– Простите, господин, – я повернулся к нему и, сжимая кулаки от бессильной ярости из-за того, что попал в такую переделку из-за собственной глупости, старательно растянул улыбку, – с кем из достопочтимого рода Бадоэр я веду разговор?
– О, даже так, – толстячок вылез из паланкина и чуть склонил голову, – Франческо Бадоэр, к вашим услугам.
– Витале Дандоло, к вашим услугам, – я значительно ниже, чем он мне, поклонился, проклиная себя в душе разными словами за это унижение. – Господин Франческо, не будет с моей стороны большой наглостью попросить у вас в долг? – обратился я к нему сразу после этого. – Сегодня вечером в нашем доме праздник, я бы хотел пригласить вас на него, тогда же смогу вернуть вам деньги.
– Витале! – предупреждающе вскрикнул рядом дядя, хватаясь при этом за эфес меча.
– Ты уверен? Юный отпрыск дома Дандоло? – мой собеседник ещё более удивлённо на меня посмотрел. – Приглашаешь меня в ваш дом?
– Да, господин, теперь в любом случае, даже если все будут против, – я наступил ногой на сапог дяди, чтобы он не отвлекал своими протестующими возгласами.
Толстячок помахал пальчиком, и подбежавший слуга передал ему толстый мешок с монетами. Он попытался сам передать его арабу, но я извинился и нагло забрал его. Только когда объединил свои деньги с этими, протянул всю сумму распорядителю рынка.
– Вас устраивает, уважаемый?
Тот забрал, отдав подсчитывать, и только после подтверждения поклонился мне.
– Да, господин, здесь вся сумма.
– Благодарю вас за уделённое мне время, – раскланялся я с ним, держа себя в руках.
И, приказав купленным рабам следовать к лодке, уже более почтительно раскланялся со своим спасителем.
– Сегодня в семь я жду вас у двери дворца, господин Франческо.

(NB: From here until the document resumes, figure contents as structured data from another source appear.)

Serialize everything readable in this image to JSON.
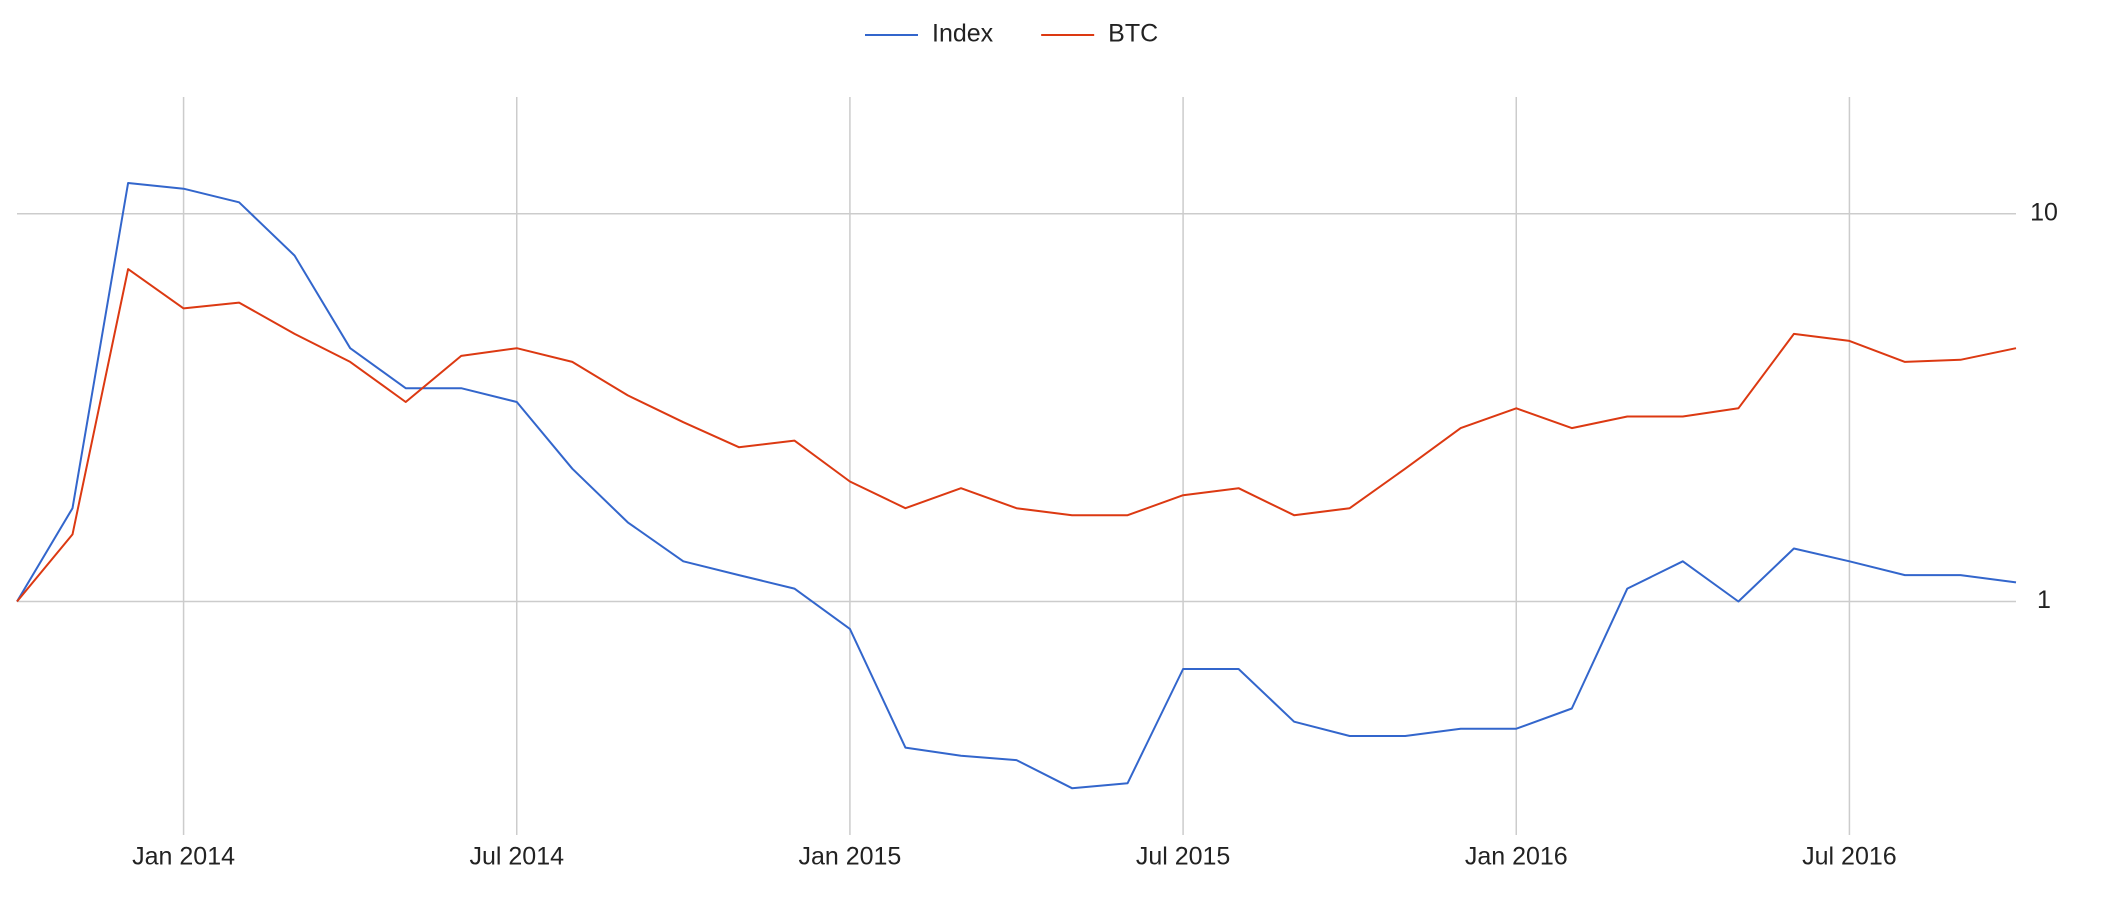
{
  "chart_data": {
    "type": "line",
    "x": [
      "2013-10",
      "2013-11",
      "2013-12",
      "2014-01",
      "2014-02",
      "2014-03",
      "2014-04",
      "2014-05",
      "2014-06",
      "2014-07",
      "2014-08",
      "2014-09",
      "2014-10",
      "2014-11",
      "2014-12",
      "2015-01",
      "2015-02",
      "2015-03",
      "2015-04",
      "2015-05",
      "2015-06",
      "2015-07",
      "2015-08",
      "2015-09",
      "2015-10",
      "2015-11",
      "2015-12",
      "2016-01",
      "2016-02",
      "2016-03",
      "2016-04",
      "2016-05",
      "2016-06",
      "2016-07",
      "2016-08",
      "2016-09",
      "2016-10"
    ],
    "series": [
      {
        "name": "Index",
        "color": "#3366cc",
        "values": [
          1.0,
          1.74,
          12,
          11.6,
          10.7,
          7.8,
          4.5,
          3.55,
          3.55,
          3.27,
          2.2,
          1.6,
          1.27,
          1.17,
          1.08,
          0.85,
          0.42,
          0.4,
          0.39,
          0.33,
          0.34,
          0.67,
          0.67,
          0.49,
          0.45,
          0.45,
          0.47,
          0.47,
          0.53,
          1.08,
          1.27,
          1.0,
          1.37,
          1.27,
          1.17,
          1.17,
          1.12
        ]
      },
      {
        "name": "BTC",
        "color": "#dc3912",
        "values": [
          1.0,
          1.49,
          7.2,
          5.7,
          5.9,
          4.9,
          4.15,
          3.27,
          4.3,
          4.5,
          4.15,
          3.4,
          2.9,
          2.5,
          2.6,
          2.04,
          1.74,
          1.96,
          1.74,
          1.67,
          1.67,
          1.88,
          1.96,
          1.67,
          1.74,
          2.2,
          2.8,
          3.15,
          2.8,
          3.0,
          3.0,
          3.15,
          4.9,
          4.7,
          4.15,
          4.2,
          4.5
        ]
      }
    ],
    "xlim": [
      "2013-10",
      "2016-10"
    ],
    "xticks": [
      {
        "value": "2014-01",
        "label": "Jan 2014"
      },
      {
        "value": "2014-07",
        "label": "Jul 2014"
      },
      {
        "value": "2015-01",
        "label": "Jan 2015"
      },
      {
        "value": "2015-07",
        "label": "Jul 2015"
      },
      {
        "value": "2016-01",
        "label": "Jan 2016"
      },
      {
        "value": "2016-07",
        "label": "Jul 2016"
      }
    ],
    "ylim": [
      0.25,
      20
    ],
    "yticks": [
      1,
      10
    ],
    "log_y": true,
    "grid": true,
    "legend": "top"
  }
}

– Буду, – кивнул тот и, забравшись в свой паланкин, махнул рукой слугам, отдавая приказ нести его по делам. Видимо, он тоже приехал сюда за покупками.
С трудом расположившись в лодке всей толпой, мы доплыли до дворца, и, только зайдя внутрь и убедившись, что за нами закрылись ворота, я дал волю чувствам. Слёзы обиды и досады брызнули из глаз, поскольку я оставался в теле ребёнка, в котором восприятие жизни было несколько иным, чем в теле взрослого. Так что под ошарашенными взглядами рабов и слуг я проревелся, но, как только слёзы высохли на моих глазах, снова стал тем, кем был прежде, натянув на лицо маску невозмутимости.
– За мной, – приказал я рабам следовать позади, а дядя, попрощавшись, ушёл по своим делам.
– Винченсо! – я шёл по коридорам, пугая своей гремящей и звякающей кандалами процессией всех слуг, поскольку мы шли по их крылу.
– Да, мой юный господин! – из кухни показалось довольное лицо управляющего, которое при виде шести ободранных, вонючих людей стало резко киснуть.
– Заселить по половой принадлежности, расковать, отмыть, одеть, – приказал я.
– А? Что? – он недоумённо смотрел то на четырёхлетку, стоящего перед ним, то на группу рабов позади.
– Винченсо, тебя тоже приказать выпороть?! – взбеленился я. – Приказов не понимаешь?!
Слово «порка» было хорошо услышано.
– Я всё понял, юный господин, – он тут же низко мне поклонился, – а что значит первое ваше распоряжение?
– Девочку поселить отдельно от мальчиков, дурак, – остывая, показал я пальцем на гречанку.
– Всё будет сделано, – он тут же сунулся в комнату для прислуги и уже там раздал приказы.
– Приставь охрану, – напоследок бросил я, – нужно матушке сказать, что я вернулся.
Он поклонился, начав гонять слуг, чтобы те пошевеливались и повели рабов куда-то в глубь крыла дворца.
***
– Дорогой! – графиня, увидев меня, бросилась навстречу. Я, снова начав рыдать, упал в её объятья. Детский организм заново переживал недавнее унижение, которое я почувствовал на рынке, когда просил занять денег у враждующего рода своей семьи.